Interpretation of the investment turnover rate

A higher turnover rate indicates greater efficiency in managing fixed investments, but there is no precise number or range that will indicate whether a company has efficiently generated income from such investments. For this reason, it is important for analysts and investors to compare the current key figure of a company both with their own historical figures and with figures from comparable companies and / or average figures for the company’s entire industry.

Although the FAT ratio is of significant importance in certain industries, an investor or analyst must determine whether the company being studied is in the appropriate industry or industry for calculating the ratio before placing much emphasis on it.

Fixed assets vary greatly from one type of company to the next. As an example, consider the difference between an internet company and a manufacturing company. An internet company like Facebook has a significantly smaller asset base than a manufacturing giant like Caterpillar. In this example, Caterpillar’s fixed asset turnover rate is clearly more relevant and should weigh more than Facebook’s FAT rate.

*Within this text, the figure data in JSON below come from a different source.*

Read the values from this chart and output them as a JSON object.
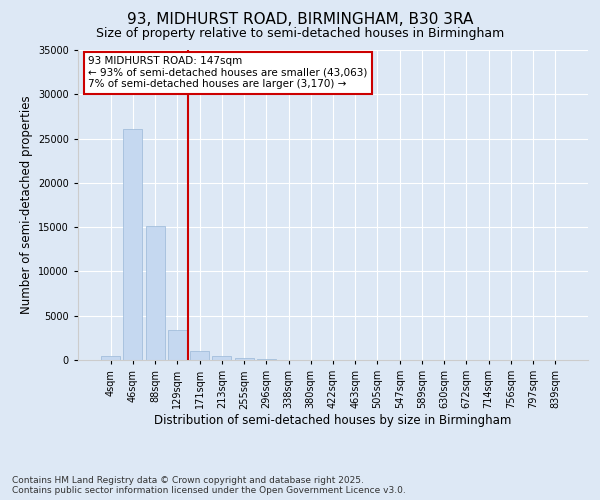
{
  "title_line1": "93, MIDHURST ROAD, BIRMINGHAM, B30 3RA",
  "title_line2": "Size of property relative to semi-detached houses in Birmingham",
  "xlabel": "Distribution of semi-detached houses by size in Birmingham",
  "ylabel": "Number of semi-detached properties",
  "categories": [
    "4sqm",
    "46sqm",
    "88sqm",
    "129sqm",
    "171sqm",
    "213sqm",
    "255sqm",
    "296sqm",
    "338sqm",
    "380sqm",
    "422sqm",
    "463sqm",
    "505sqm",
    "547sqm",
    "589sqm",
    "630sqm",
    "672sqm",
    "714sqm",
    "756sqm",
    "797sqm",
    "839sqm"
  ],
  "bar_heights": [
    400,
    26100,
    15100,
    3400,
    1050,
    480,
    180,
    60,
    20,
    10,
    5,
    3,
    2,
    1,
    1,
    0,
    0,
    0,
    0,
    0,
    0
  ],
  "bar_color": "#c5d8f0",
  "bar_edge_color": "#9ab8d8",
  "background_color": "#dde8f5",
  "grid_color": "#ffffff",
  "vline_color": "#cc0000",
  "annotation_title": "93 MIDHURST ROAD: 147sqm",
  "annotation_line2": "← 93% of semi-detached houses are smaller (43,063)",
  "annotation_line3": "7% of semi-detached houses are larger (3,170) →",
  "annotation_box_color": "#cc0000",
  "ylim": [
    0,
    35000
  ],
  "yticks": [
    0,
    5000,
    10000,
    15000,
    20000,
    25000,
    30000,
    35000
  ],
  "footer_line1": "Contains HM Land Registry data © Crown copyright and database right 2025.",
  "footer_line2": "Contains public sector information licensed under the Open Government Licence v3.0.",
  "title_fontsize": 11,
  "subtitle_fontsize": 9,
  "axis_label_fontsize": 8.5,
  "tick_fontsize": 7,
  "footer_fontsize": 6.5,
  "annotation_fontsize": 7.5
}
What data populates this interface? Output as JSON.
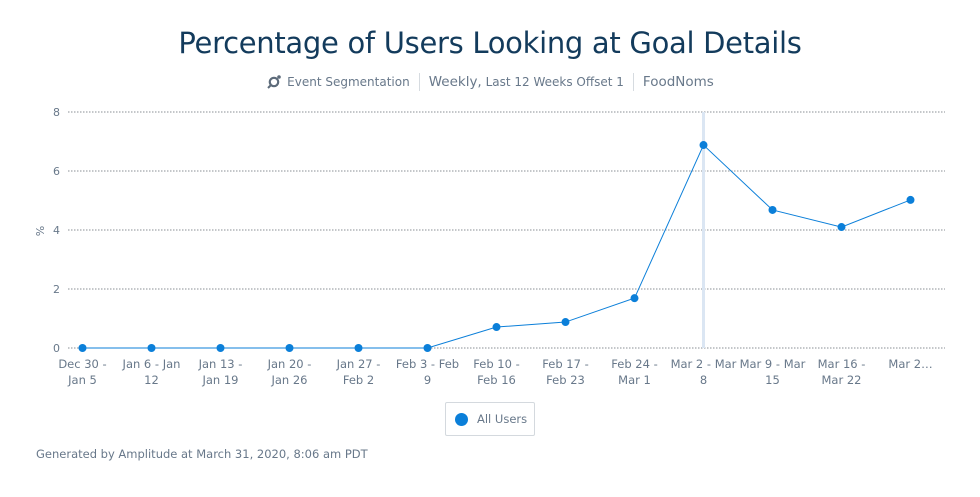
{
  "chart_data": {
    "type": "line",
    "title": "Percentage of Users Looking at Goal Details",
    "subtitle": {
      "analysis": "Event Segmentation",
      "interval": "Weekly,",
      "range": "Last 12 Weeks Offset 1",
      "project": "FoodNoms"
    },
    "ylabel": "%",
    "xlabel": "",
    "ylim": [
      0,
      8
    ],
    "yticks": [
      0,
      2,
      4,
      6,
      8
    ],
    "grid": true,
    "categories": [
      [
        "Dec 30 -",
        "Jan 5"
      ],
      [
        "Jan 6 - Jan",
        "12"
      ],
      [
        "Jan 13 -",
        "Jan 19"
      ],
      [
        "Jan 20 -",
        "Jan 26"
      ],
      [
        "Jan 27 -",
        "Feb 2"
      ],
      [
        "Feb 3 - Feb",
        "9"
      ],
      [
        "Feb 10 -",
        "Feb 16"
      ],
      [
        "Feb 17 -",
        "Feb 23"
      ],
      [
        "Feb 24 -",
        "Mar 1"
      ],
      [
        "Mar 2 - Mar",
        "8"
      ],
      [
        "Mar 9 - Mar",
        "15"
      ],
      [
        "Mar 16 -",
        "Mar 22"
      ],
      [
        "Mar 2…",
        ""
      ]
    ],
    "series": [
      {
        "name": "All Users",
        "color": "#0b7fd9",
        "values": [
          0,
          0,
          0,
          0,
          0,
          0,
          0.71,
          0.88,
          1.69,
          6.88,
          4.68,
          4.1,
          5.02
        ]
      }
    ],
    "highlighted_category_index": 9,
    "legend": "bottom-center"
  },
  "footer": "Generated by Amplitude at March 31, 2020, 8:06 am PDT"
}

Difference between the asset turnover rate and the asset turnover rate

The Asset Turnover Ratio uses total assets instead of just focusing on fixed assets, as is the case with the FAT ratio. The use of total assets serves as an indicator of a number of management decisions about investments and other assets.

Restrictions on the use of the fixed asset ratio

Companies with cyclical sales can have poorer metrics during slow periods, so the metric should be viewed over several different time periods. Additionally, management could outsource manufacturing to reduce reliance on assets and improve FAT rates while continuing to struggle to maintain stable cash flows and other business fundamentals.

Businesses with high turnover rates can still lose money because the size of fixed asset sales does not say anything about the company’s ability to generate solid profits or healthy cash flow.